Veeva Systems (NYSE: VEEV) CAO discloses RSU vesting and 43-share tax withholding
Rhea-AI Filing Summary
Veeva Systems Inc. insider reports equity award activity and tax withholding. The company’s Chief Accounting Officer filed details of a restricted stock unit (RSU) vesting and related share movements effective 01/01/2026. A total of 103 Class A common shares were acquired upon RSU vesting at an exercise price of $0, and the insider’s beneficial ownership changed to 1,073 shares after this step. On the same date, 43 shares were withheld by the issuer at a price of $223.23 per share to cover tax obligations from the net settlement of vested RSUs, leaving the insider with 1,030 shares held directly.

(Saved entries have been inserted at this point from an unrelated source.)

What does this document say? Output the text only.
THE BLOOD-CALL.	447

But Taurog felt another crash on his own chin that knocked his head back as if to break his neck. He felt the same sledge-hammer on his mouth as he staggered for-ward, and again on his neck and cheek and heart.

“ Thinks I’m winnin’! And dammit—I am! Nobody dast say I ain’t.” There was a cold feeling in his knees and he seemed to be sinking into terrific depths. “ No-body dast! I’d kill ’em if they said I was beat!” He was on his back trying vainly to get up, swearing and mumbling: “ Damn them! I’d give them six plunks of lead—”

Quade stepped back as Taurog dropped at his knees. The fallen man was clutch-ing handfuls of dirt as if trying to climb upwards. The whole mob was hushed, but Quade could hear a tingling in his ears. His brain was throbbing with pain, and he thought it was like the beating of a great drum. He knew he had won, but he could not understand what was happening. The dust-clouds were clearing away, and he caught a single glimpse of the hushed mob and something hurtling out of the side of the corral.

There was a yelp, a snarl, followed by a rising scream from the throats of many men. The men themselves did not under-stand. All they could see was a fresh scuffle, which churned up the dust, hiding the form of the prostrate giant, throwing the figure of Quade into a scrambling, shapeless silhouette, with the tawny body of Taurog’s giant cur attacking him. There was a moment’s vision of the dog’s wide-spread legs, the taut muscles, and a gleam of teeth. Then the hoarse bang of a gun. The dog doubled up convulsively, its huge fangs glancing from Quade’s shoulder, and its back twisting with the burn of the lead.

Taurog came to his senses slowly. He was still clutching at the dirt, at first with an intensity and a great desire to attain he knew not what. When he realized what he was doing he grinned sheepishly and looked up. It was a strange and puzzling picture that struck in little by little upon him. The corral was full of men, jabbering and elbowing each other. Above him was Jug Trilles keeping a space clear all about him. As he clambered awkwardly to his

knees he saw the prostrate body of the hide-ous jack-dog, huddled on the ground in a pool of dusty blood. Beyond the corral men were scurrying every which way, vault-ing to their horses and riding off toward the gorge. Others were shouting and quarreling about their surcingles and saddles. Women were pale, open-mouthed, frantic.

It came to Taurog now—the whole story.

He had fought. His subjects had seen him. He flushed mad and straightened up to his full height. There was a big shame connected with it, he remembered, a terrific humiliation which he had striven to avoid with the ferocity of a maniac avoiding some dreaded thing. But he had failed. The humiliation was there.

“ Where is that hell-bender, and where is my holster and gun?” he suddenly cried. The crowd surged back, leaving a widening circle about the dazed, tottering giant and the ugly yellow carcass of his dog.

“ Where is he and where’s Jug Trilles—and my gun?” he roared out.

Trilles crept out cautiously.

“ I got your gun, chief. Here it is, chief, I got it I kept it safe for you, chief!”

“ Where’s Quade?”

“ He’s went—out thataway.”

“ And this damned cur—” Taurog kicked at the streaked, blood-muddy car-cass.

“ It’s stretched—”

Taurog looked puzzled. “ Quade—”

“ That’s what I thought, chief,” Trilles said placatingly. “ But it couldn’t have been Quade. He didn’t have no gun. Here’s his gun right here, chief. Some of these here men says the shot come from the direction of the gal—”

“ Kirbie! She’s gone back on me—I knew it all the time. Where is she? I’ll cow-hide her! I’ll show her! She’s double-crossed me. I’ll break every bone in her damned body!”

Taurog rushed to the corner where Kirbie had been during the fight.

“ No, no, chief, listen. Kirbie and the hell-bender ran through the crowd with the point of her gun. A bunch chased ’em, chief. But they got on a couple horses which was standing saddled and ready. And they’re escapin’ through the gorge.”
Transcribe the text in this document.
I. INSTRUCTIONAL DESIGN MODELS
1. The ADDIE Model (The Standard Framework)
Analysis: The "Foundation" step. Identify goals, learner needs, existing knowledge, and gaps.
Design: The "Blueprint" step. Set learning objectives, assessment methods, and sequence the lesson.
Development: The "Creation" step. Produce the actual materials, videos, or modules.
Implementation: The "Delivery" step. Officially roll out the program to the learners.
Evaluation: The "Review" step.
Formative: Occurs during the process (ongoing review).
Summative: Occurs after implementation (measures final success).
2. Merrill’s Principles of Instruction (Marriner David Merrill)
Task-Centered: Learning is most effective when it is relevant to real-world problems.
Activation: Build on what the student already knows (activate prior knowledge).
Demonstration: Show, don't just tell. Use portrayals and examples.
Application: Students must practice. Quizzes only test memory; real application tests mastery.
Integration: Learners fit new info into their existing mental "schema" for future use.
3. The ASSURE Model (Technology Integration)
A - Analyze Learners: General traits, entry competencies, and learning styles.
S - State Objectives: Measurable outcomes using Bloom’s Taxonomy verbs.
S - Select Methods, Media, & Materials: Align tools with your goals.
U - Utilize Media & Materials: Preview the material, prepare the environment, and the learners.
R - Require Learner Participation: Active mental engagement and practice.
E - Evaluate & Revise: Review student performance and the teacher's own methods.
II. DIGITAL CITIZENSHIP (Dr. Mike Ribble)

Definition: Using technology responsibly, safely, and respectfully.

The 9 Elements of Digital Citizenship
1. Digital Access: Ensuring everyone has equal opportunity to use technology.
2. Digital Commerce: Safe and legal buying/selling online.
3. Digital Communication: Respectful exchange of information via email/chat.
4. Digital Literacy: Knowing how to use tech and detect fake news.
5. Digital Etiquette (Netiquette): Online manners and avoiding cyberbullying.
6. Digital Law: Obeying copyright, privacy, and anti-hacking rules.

The RSUs were granted under Veeva’s Amended & Restated 2013 Equity Incentive Plan and vest over one year, with 25% on July 1, 2025 and additional 25% quarterly thereafter, subject to continued service. The filing notes these transactions are exempt from certain short-swing profit rules under Section 16(b) of the Securities Exchange Act.
Positive
- None.
Negative
- None.
Insider Trade Summary
| Type | Security | Shares | Price | Value |
|---|---|---|---|---|
| Grant/Award | Restricted Stock Unit | 103 | $0.00 | -- |
| Exercise | Class A Common Stock | 103 | $0.00 | -- |
| Tax Withholding | Class A Common Stock | 43 | $223.23 | $10K |
Footnotes (1)
- Transaction exempt from Section 16(b) of the Securities Exchange Act of 1934 (the "Act") pursuant to Rule 16b-6(b) promulgated under the Act. Each Restricted Stock Unit ("RSU") represents a contingent right to receive one share of Class A Common Stock of the Issuer. Represents shares that have been withheld by the Issuer to satisfy tax withholding and remittance obligations in connection with the net settlement of vested restricted stock units and not a market transaction. Transaction exempt from Section 16(b) of the Act pursuant to Rule 16b-3(e) promulgated under the Act. The RSUs were granted under the Issuer's Amended & Restated 2013 Equity Incentive Plan. The Reporting Person vests ownership in the RSUs over one year with 25% vesting on July 1, 2025, and 25% of the RSUs vesting on a quarterly basis thereafter, subject to continued service to the Issuer by the Reporting Person.
FAQ
What insider transaction did Veeva Systems (VEEV) report in this Form 4?
The Chief Accounting Officer reported the vesting of 103 restricted stock units, which converted into 103 shares of Veeva Systems Class A common stock on 01/01/2026, and a related tax withholding transaction.
How do the Veeva Systems (VEEV) RSUs vest for this insider?
The RSUs were granted under the Amended & Restated 2013 Equity Incentive Plan. Ownership vests over one year, with 25% vesting on July 1, 2025, and 25% vesting quarterly thereafter, subject to the insider’s continued service.
Are these Veeva Systems (VEEV) insider transactions exempt from short-swing profit rules?
Yes. The RSU-related acquisition is described as exempt under Rule 16b-6(b), and the tax withholding transaction is described as exempt under Rule 16b-3(e) of the Securities Exchange Act Section 16(b).
What does each Veeva Systems (VEEV) RSU represent in this filing?
Each restricted stock unit reported represents a contingent right to receive one share of Veeva Systems Class A common stock upon vesting, as stated in the explanation of responses.